Shares

I&M Group PLC has announced that it has recorded a net profit of Ksh. 12.6 billion for the year ended 31st December 2023. The lender attributed the 12.7% growth in its profits to an increase in its operating income.

Operating income grew by 20% from Ksh. 36 billion in the previous year to Ksh. 43 billion with 20% of this revenue coming from new strategic initiatives. Growth in Operating Income was driven by a 25% increase in Net Interest Income on the back of rising interest rates and a 10% growth in Non-Interest Income for the period under review. The Non-Interest income growth is attributed to growth in income from banking transactions and foreign exchange trading.

The Group’s operating expenses, exclusive of loan loss provisions, rose by 26% year-on-year to close at Ksh. 20 billion. This is on account of branch expansion, inflationary pressures and as a result of increased investment in staff and technology.

The Group’s balance sheet grew with Total Assets increasing by Ksh. 142 billion to Ksh. 580 billion as compared to the previous period. The loan portfolio grew by 30% to Ksh. 311 billion partly attributed to the extension of retail lending through the Bank’s digital platforms. Net non performing loan ratio stod at 5% as of 31st December 2023.

Customer deposits closed at Ksh. 417 billion, recording a 33% increase year on-year, largely attributed to growth in CASA (Current Accounts and Savings Accounts).

Commenting on the results, Mr. Kihara Maina, I&M Group PLC, Regional CEO noted: “Building upon the success of our recently concluded iMara 2.0 strategy, we have witnessed remarkable achievements in both profitability and growth in our various business units. As we venture into the next chapter with our iMara 3.0 strategy, our primary aim is to sustain the growth through continued focus on enhancing our digital solutions platforms and building an ecosystem to support our customers’ businesses, as we seek to become Eastern Africa’s Leading Financial Partner for Growth.”
I&M Bank Kenya

Commenting on I&M Bank Kenya’s performance, I&M Bank’s CEO Mr. Gul Khan said: “Throughout the year, our primary focus was on delivering new and relevant financial solutions designed to solve problems for Kenyans which resulted in a 27% increase in our total customers and over 100% increase in digital transactions. We saw significant growth driven by innovative solutions such as the ongoing Ni Sare Kabisa free transfers to M-PESA and Airtel Money and the largest unsecured personal loan of up to KES 10 million. Our commitment to customer-centricity remains firm, as evidenced by our countrywide branch expansion which has seen us open 8 branches, with plans to open 12 more, to be closer to our customers. Furthermore, we will continue to launch new and relevant solutions for our customers as we celebrate 50 years of I&M Bank in Kenya.”
Regional growth

The Group’s regional subsidiaries continued to show steady growth, contributing 24% to the Group’s overall profitability. For the period ending 31st December 2023, 78% of I&M Group customers across the region were digitally active. Non-branch transactions also increased to 81%.

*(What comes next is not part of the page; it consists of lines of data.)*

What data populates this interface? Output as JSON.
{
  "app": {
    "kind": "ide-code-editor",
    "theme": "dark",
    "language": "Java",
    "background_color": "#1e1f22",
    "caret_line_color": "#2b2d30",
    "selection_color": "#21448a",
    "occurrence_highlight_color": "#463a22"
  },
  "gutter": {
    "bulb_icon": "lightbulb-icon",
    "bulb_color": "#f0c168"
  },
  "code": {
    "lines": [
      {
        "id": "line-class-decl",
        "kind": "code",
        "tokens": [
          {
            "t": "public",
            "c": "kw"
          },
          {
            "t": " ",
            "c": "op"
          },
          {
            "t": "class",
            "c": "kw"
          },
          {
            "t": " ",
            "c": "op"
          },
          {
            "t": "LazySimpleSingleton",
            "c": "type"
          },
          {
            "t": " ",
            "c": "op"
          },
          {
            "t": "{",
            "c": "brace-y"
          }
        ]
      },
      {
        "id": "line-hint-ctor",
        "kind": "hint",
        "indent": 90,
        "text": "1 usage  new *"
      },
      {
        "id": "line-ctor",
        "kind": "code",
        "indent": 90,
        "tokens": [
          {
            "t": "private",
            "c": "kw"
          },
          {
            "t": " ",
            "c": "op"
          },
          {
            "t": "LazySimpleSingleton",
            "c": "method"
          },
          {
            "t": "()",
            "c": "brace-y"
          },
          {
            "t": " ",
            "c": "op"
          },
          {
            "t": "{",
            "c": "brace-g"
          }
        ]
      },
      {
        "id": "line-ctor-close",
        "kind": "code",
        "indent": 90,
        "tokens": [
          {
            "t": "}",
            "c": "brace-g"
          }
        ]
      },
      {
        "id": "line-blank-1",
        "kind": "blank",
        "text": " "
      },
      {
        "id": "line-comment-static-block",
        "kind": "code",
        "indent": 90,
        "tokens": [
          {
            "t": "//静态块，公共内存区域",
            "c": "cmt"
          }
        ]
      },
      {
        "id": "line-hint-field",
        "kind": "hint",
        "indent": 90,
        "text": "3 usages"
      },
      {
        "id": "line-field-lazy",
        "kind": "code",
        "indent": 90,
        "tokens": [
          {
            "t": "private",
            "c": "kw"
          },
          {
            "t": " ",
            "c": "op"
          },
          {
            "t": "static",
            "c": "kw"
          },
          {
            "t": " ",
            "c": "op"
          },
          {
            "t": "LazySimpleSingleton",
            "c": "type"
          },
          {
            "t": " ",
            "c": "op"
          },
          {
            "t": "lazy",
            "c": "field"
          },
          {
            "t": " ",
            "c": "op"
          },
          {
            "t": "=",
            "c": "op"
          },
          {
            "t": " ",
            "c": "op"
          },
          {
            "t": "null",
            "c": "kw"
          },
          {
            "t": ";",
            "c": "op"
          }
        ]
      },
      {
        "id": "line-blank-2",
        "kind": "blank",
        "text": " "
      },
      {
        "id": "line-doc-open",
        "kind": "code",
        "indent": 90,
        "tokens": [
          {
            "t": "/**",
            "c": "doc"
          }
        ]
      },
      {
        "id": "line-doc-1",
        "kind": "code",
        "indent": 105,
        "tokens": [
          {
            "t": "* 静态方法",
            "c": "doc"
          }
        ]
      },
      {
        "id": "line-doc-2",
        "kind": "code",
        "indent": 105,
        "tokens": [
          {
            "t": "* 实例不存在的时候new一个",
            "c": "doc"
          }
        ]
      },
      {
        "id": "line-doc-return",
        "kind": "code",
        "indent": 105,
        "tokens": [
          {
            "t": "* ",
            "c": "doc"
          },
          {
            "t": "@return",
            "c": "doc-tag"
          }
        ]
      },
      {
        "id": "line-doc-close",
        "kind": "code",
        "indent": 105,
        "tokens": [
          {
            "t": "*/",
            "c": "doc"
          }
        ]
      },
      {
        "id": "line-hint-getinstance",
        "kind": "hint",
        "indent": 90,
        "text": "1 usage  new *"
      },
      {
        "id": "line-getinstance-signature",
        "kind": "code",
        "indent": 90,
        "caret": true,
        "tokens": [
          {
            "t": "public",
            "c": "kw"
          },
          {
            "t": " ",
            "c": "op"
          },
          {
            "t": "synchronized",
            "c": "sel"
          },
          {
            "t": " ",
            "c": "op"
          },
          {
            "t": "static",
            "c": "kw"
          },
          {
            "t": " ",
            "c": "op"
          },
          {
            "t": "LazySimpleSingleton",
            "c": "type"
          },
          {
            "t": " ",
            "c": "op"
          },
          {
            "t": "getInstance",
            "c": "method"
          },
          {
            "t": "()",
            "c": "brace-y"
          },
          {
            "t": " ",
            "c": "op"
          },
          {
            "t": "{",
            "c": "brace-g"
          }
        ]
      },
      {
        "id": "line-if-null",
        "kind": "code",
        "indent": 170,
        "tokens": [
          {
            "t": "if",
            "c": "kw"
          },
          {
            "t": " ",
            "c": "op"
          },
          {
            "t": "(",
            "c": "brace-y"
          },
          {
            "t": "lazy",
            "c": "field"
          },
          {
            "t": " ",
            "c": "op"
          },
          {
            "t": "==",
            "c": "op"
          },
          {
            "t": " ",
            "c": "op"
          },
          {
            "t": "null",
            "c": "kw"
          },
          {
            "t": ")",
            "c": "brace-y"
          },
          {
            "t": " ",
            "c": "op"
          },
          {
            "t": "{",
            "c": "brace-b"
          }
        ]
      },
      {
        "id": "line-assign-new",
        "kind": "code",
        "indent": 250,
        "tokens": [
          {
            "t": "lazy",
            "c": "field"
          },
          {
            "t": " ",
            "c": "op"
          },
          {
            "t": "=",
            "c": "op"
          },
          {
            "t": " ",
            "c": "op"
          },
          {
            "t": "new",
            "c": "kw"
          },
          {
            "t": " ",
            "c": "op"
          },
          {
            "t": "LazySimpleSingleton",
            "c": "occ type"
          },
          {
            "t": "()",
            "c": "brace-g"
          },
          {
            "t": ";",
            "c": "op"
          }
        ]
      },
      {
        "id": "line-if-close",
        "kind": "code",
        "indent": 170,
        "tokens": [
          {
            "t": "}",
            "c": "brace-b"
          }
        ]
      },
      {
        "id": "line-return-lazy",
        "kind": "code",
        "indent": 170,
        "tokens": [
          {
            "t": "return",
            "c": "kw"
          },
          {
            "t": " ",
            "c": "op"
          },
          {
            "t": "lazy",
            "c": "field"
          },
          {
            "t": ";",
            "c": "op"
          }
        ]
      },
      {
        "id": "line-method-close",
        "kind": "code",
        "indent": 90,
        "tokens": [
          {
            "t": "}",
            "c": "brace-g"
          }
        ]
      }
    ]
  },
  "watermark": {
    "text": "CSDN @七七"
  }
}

I&M Bank in Rwanda reported a 24% increase in Profit Before Tax for the period under review. The Bank’s strong performance was driven by increased economic activity in the region, with loans and deposits growing by 48% and 39% respectively, which led to growth in Net Interest Income and Non-Funded Income.

In Tanzania, the Bank recorded a Profit Before Tax of Ksh. 309 million up from a loss of Ksh. 689 million in 2022. This is on the back of strong growth in total assets of 47%, with loans and deposits growing by 45% and 55% respectively.

I&M Bank Uganda posted strong growth in operating income of 41%. Total assets reported a 44% year on year growth to close at Ksh. 38 billion, with growth in the loans and deposits book at 53% and 38% respectively.

The Group’s joint venture investment in Mauritius, Bank One, recorded a growth of 80% in Profit Before Tax year on year, driven by the growth of the loan portfolio as well as higher non-interest income.

The Board of Directors have proposed a dividend per share of Ksh. 2.55 per share which amounts to Ksh. 4.22 billion.